In the Diet of Worms, Inquisitor Johann von Eck confronts Luther, interrupting his "Here I Stand" speech to warn greedy commoners would be incited to revolt if Luther does not recant. Luther refuses, and the knight exults that Luther could have led a successful revolt but disgustedly recounts Luther advocated the rebels' extermination in his Against the Murderous, Thieving Hordes of Peasants. As Luther declaims this, the emperor and princes leave to repress the revolt.

Luther wanders through a devastated marketplace of slaughtered peasants, responding: "God is the butcher. Address your abuse to him." and references the Sacrifice of Isaac by Abraham, concluding God gives life in the face of death.

Confronted by Staupitz, visiting Martin and his wife Katie, Luther admits the peasants had cause but that mobs are irreligious. Staupitz is relieved to hear Luther was unsure at Worms. Luther prays, "Help my unbelief." Luther asserts that passing air in the devil's face wards him off: going from being anal retentive to being anal expulsive shows one has overcome one's doubts and fears. Luther takes Katie's baby into his pulpit and assures him that "the dark isn't quite as thick as all that," that they should hope that Christ will be true to his word, "A little while and you'll not see me, and then again a little and you shall see me" (John 16:16).

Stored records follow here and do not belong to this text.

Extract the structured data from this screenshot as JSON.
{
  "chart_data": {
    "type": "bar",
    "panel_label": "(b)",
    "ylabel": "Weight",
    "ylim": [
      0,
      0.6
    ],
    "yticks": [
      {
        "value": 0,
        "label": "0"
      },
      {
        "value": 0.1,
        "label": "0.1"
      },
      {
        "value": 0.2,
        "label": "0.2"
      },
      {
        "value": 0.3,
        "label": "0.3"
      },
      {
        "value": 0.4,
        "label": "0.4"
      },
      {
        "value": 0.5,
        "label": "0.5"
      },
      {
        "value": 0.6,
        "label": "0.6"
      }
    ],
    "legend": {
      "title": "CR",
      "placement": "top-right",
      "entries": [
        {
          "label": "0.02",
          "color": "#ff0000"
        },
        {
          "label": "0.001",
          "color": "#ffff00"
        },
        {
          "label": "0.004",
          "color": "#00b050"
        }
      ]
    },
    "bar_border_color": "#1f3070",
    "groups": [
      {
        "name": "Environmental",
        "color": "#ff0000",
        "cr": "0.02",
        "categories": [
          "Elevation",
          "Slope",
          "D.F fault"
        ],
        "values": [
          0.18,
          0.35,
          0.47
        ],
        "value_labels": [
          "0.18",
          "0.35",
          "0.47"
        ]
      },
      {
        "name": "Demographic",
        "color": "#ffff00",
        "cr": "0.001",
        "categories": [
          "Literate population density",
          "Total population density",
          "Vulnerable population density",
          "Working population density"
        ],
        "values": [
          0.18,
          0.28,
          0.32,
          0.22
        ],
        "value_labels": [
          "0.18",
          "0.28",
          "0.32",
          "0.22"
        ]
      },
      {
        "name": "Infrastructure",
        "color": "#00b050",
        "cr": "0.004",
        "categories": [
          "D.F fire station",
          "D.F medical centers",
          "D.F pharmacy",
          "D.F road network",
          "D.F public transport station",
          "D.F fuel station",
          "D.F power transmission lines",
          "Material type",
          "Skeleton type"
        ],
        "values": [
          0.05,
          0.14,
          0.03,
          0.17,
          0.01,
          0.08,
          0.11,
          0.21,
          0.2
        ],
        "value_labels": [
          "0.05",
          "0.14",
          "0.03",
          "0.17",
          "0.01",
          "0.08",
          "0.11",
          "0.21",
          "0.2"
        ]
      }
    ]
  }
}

==Historical inconsistencies==
- Johann Tetzel represented as being present at Luther's meeting in 1518 with Cardinal Cajetan (de Vio) at Augsburg though he was not present.
- Johann von Staupitz is represented as alive in 1526 though he had died in 1524.

==Reception==
Nora Sayre, writing in The New York Times, had kind words for Keach's, Magee's, Badel's, and Griffith's performances, but was troubled by changes made in the transition from stage to screen:The Brechtian aspects of the play have been muted, and we're left with a conventional religious drama — hardly what the playwright wrought. Also, various key lines have vanished from certain scenes, only to pop up in others, and a minor character has been converted into a ponderous narrator. No doubt, clarity was intended. Cliché is the result.